In 1926, Louisiana lawmakers officially adopted a policy implemented by a warden of Louisiana State Penitentiary (known as Angola), according to HuffPost. The law provided that people with life sentences would be released after 10 and a half years of good behavior.
“Everyone here was aware of it. It was routine,” Angola associate warden Hilton Butler told The Angolite in 1980. “If a lifer kept his nose clean, he got out of prison in 10½ years. I’d say almost 99% of all the lifers got out.”
But after the Supreme Court struck down the death penalty nationwide in 1972, Louisiana eliminated the 10/6 rule.

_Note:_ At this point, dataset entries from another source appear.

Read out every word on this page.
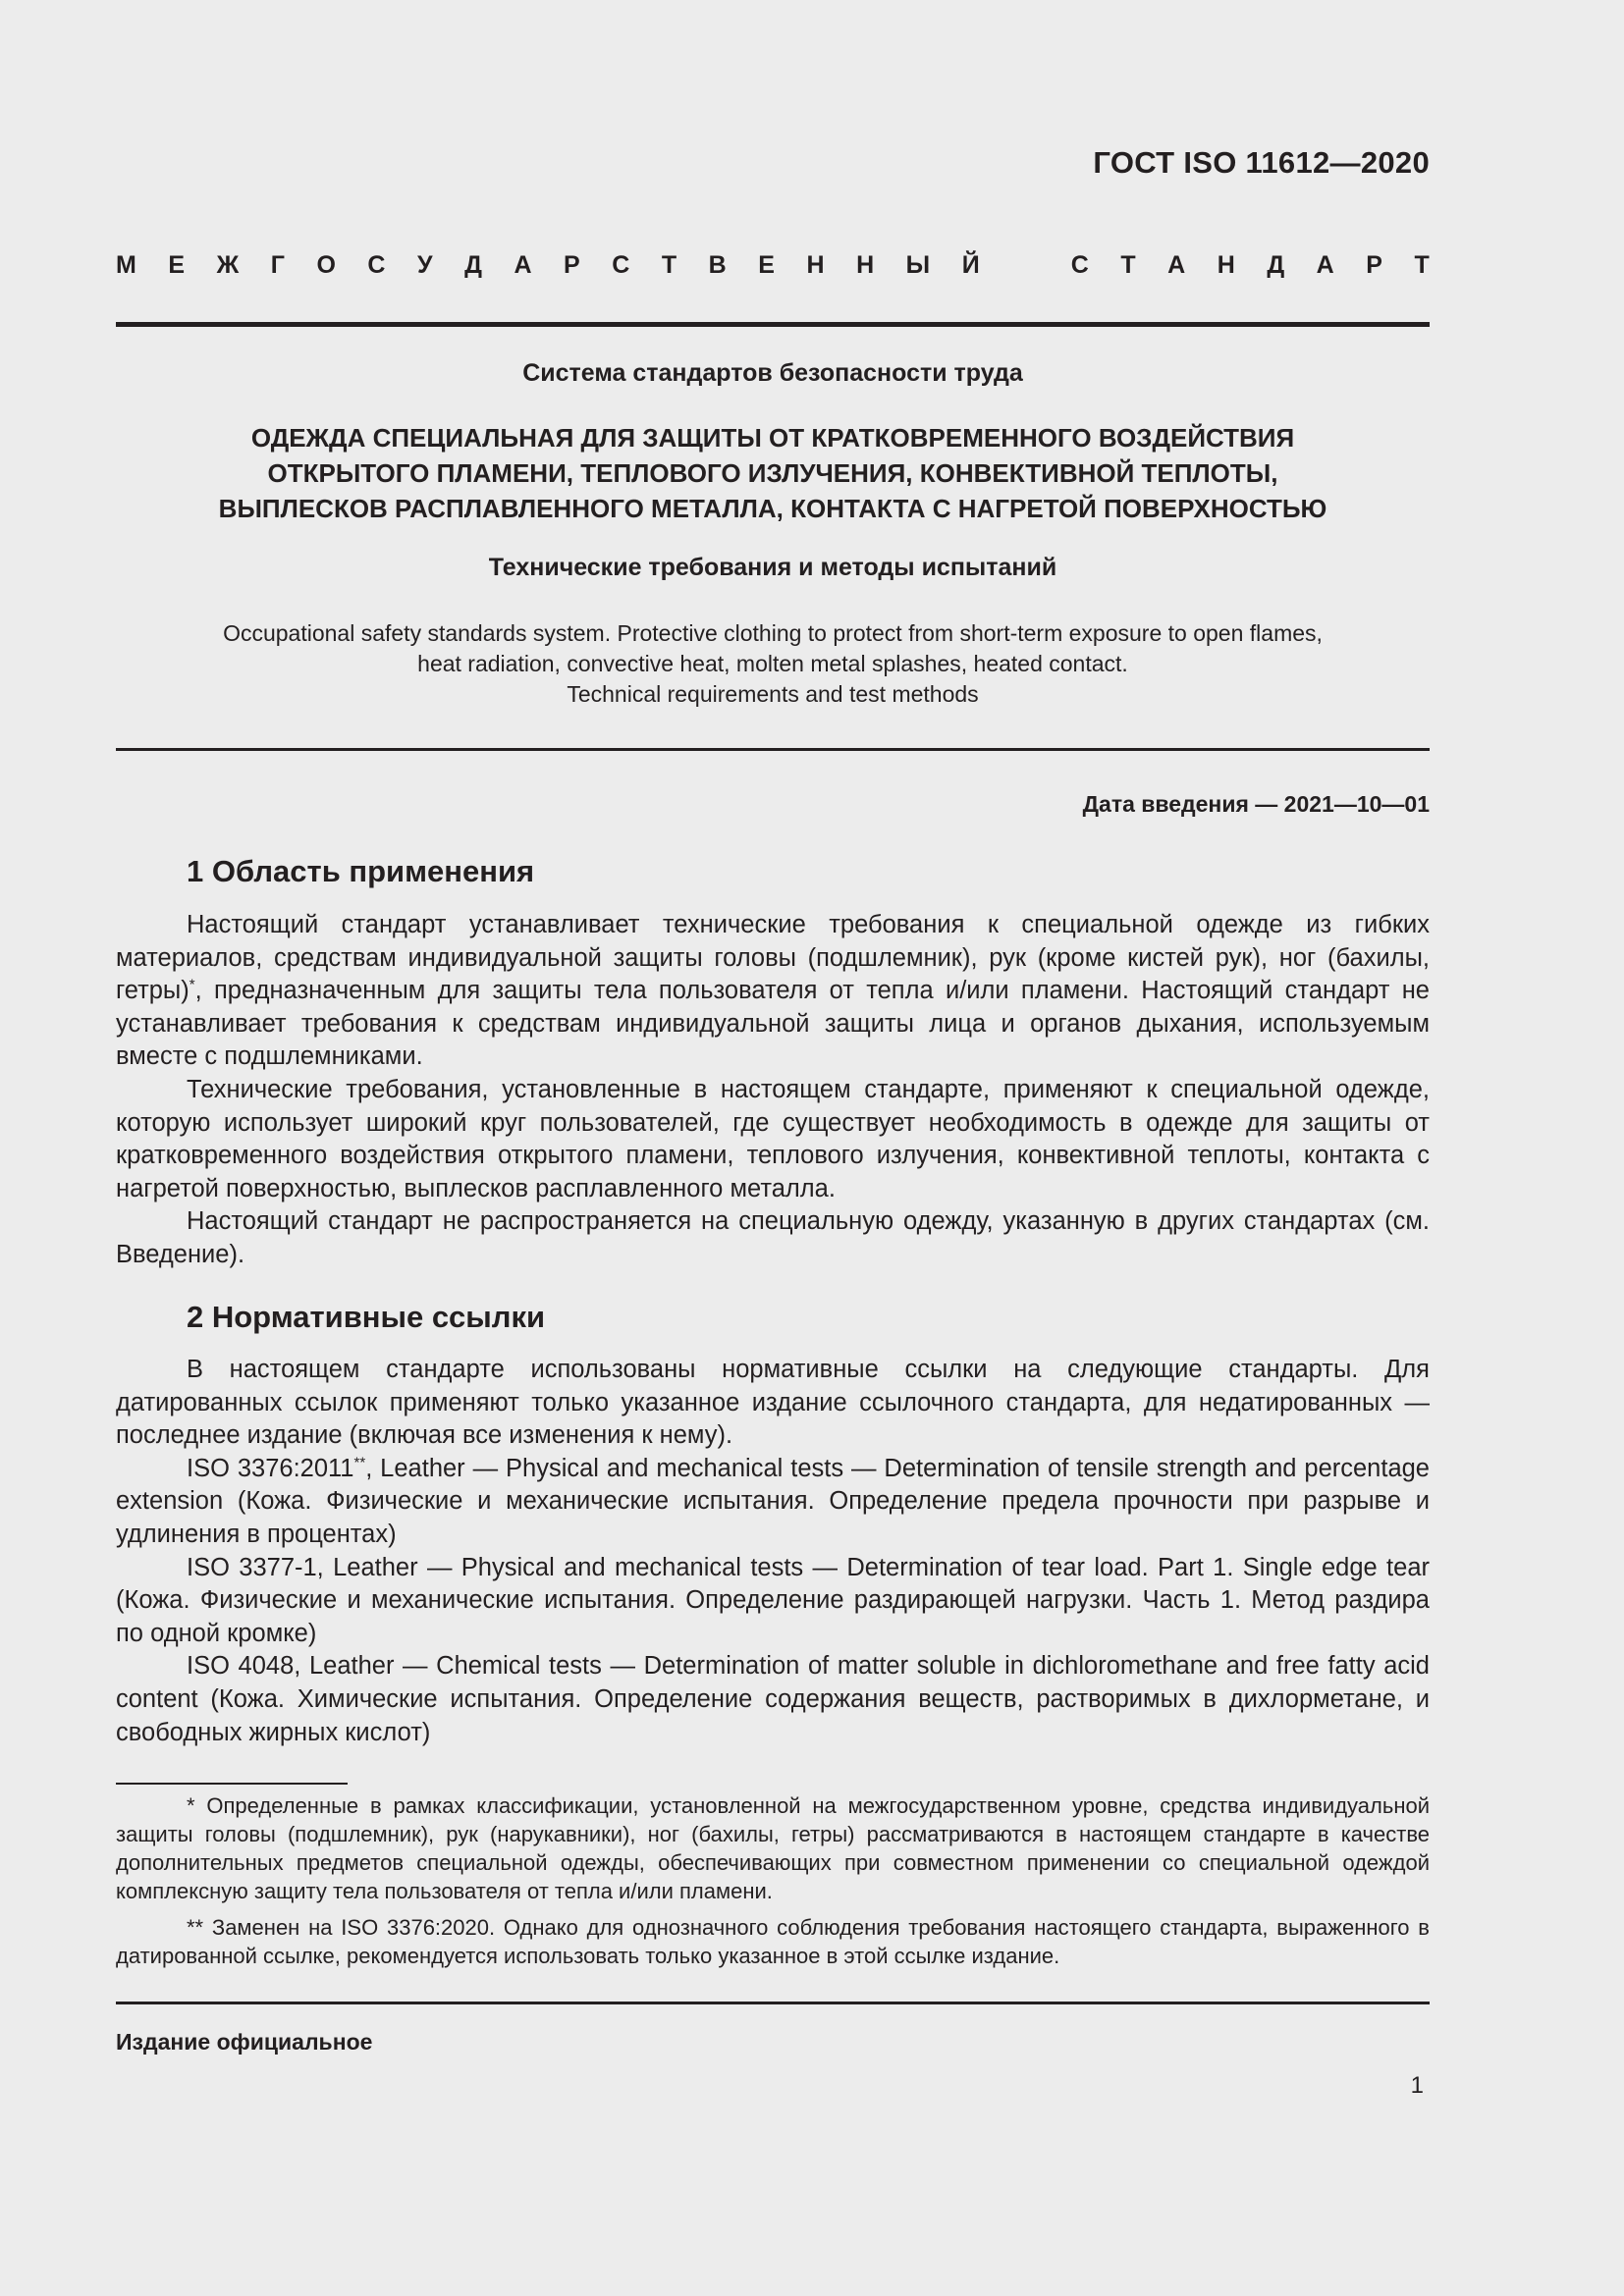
ГОСТ ISO 11612—2020
М Е Ж Г О С У Д А Р С Т В Е Н Н Ы Й	С Т А Н Д А Р Т
Система стандартов безопасности труда
ОДЕЖДА СПЕЦИАЛЬНАЯ ДЛЯ ЗАЩИТЫ ОТ КРАТКОВРЕМЕННОГО ВОЗДЕЙСТВИЯ
ОТКРЫТОГО ПЛАМЕНИ, ТЕПЛОВОГО ИЗЛУЧЕНИЯ, КОНВЕКТИВНОЙ ТЕПЛОТЫ,
ВЫПЛЕСКОВ РАСПЛАВЛЕННОГО МЕТАЛЛА, КОНТАКТА С НАГРЕТОЙ ПОВЕРХНОСТЬЮ
Технические требования и методы испытаний
Occupational safety standards system. Protective clothing to protect from short-term exposure to open flames,
heat radiation, convective heat, molten metal splashes, heated contact.
Technical requirements and test methods
Дата введения — 2021—10—01
1 Область применения

Настоящий стандарт устанавливает технические требования к специальной одежде из гибких материалов, средствам индивидуальной защиты головы (подшлемник), рук (кроме кистей рук), ног (бахилы, гетры)*, предназначенным для защиты тела пользователя от тепла и/или пламени. Настоящий стандарт не устанавливает требования к средствам индивидуальной защиты лица и органов дыхания, используемым вместе с подшлемниками.

Технические требования, установленные в настоящем стандарте, применяют к специальной одежде, которую использует широкий круг пользователей, где существует необходимость в одежде для защиты от кратковременного воздействия открытого пламени, теплового излучения, конвективной теплоты, контакта с нагретой поверхностью, выплесков расплавленного металла.

Настоящий стандарт не распространяется на специальную одежду, указанную в других стандартах (см. Введение).

2 Нормативные ссылки

В настоящем стандарте использованы нормативные ссылки на следующие стандарты. Для датированных ссылок применяют только указанное издание ссылочного стандарта, для недатированных — последнее издание (включая все изменения к нему).

ISO 3376:2011**, Leather — Physical and mechanical tests — Determination of tensile strength and percentage extension (Кожа. Физические и механические испытания. Определение предела прочности при разрыве и удлинения в процентах)

ISO 3377-1, Leather — Physical and mechanical tests — Determination of tear load. Part 1. Single edge tear (Кожа. Физические и механические испытания. Определение раздирающей нагрузки. Часть 1. Метод раздира по одной кромке)

ISO 4048, Leather — Chemical tests — Determination of matter soluble in dichloromethane and free fatty acid content (Кожа. Химические испытания. Определение содержания веществ, растворимых в дихлорметане, и свободных жирных кислот)

* Определенные в рамках классификации, установленной на межгосударственном уровне, средства индивидуальной защиты головы (подшлемник), рук (нарукавники), ног (бахилы, гетры) рассматриваются в настоящем стандарте в качестве дополнительных предметов специальной одежды, обеспечивающих при совместном применении со специальной одеждой комплексную защиту тела пользователя от тепла и/или пламени.

** Заменен на ISO 3376:2020. Однако для однозначного соблюдения требования настоящего стандарта, выраженного в датированной ссылке, рекомендуется использовать только указанное в этой ссылке издание.

Издание официальное
1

As HuffPost reported, a 20-year mandatory minimum before parole eligibility was implemented in 1973 and increased to 40 years in 1976.
Then, in 1979, the legislature abolished parole eligibility altogether, leaving the so-called “10/6 lifers” with no hope for release.
Five decades later, the number of 10/6 lifers still living has dwindled to roughly 65, HuffPost reported in December. The overwhelming majority are Black.
Some who were under 18 at the time of the crime have been released as a result of the Supreme Court’s decisions in Graham v. Florida, which barred life-without-parole sentences for children convicted of nonhomicide offenses, and Miller v. Alabama, which banned mandatory life-without-parole sentences for children.
Of those still in Angola, about 20 people will be immediately eligible for parole under Senate Bill 273, which unanimously passed the House on Thursday and is expected to be signed by Gov. John Bel Edwards.
The bill’s sponsor, Sen. Franklin Foil (R), told HuffPost that he limited his bill to people who had pleaded guilty because they had made a deal with the state based on the 10/6 rule.
As HuffPost noted, many people agreed to plea deals—even if they did not commit the crime—rather than take the risk of being sentenced to death by an all-white jury.
Indeed, Black defendants accused of raping a white victim in the South, including in Louisiana, from 1945 to 1965 were sentenced to death 18 times more frequently than defendants in any other racial combination. All of the 14 people executed for rape in Louisiana since 1941 were Black. And Black defendants were far more likely than white defendants to be wrongly convicted of rape.1 See amicus brief filed jointly by the American Civil Liberties Union, the ACLU of Louisiana, and the NAACP Legal Defense and Educational Fund in Kennedy v. Louisiana, in which the Supreme Court ruled that the death penalty was unconstitutional for any crime in which the victim was not killed, including the rape of a child.
Andrew Hundley, executive director of the Parole Project, told HuffPost that about 30 people will not benefit from the new law. A separate bill that would have made all 10/6 lifers eligible for parole failed to move forward in the state legislature.
“We will continue to advocate for those whose original sentences should have had them home decades ago,” Mr. Hundley said. “There is zero benefit to public safety for any of these individuals to remain incarcerated.”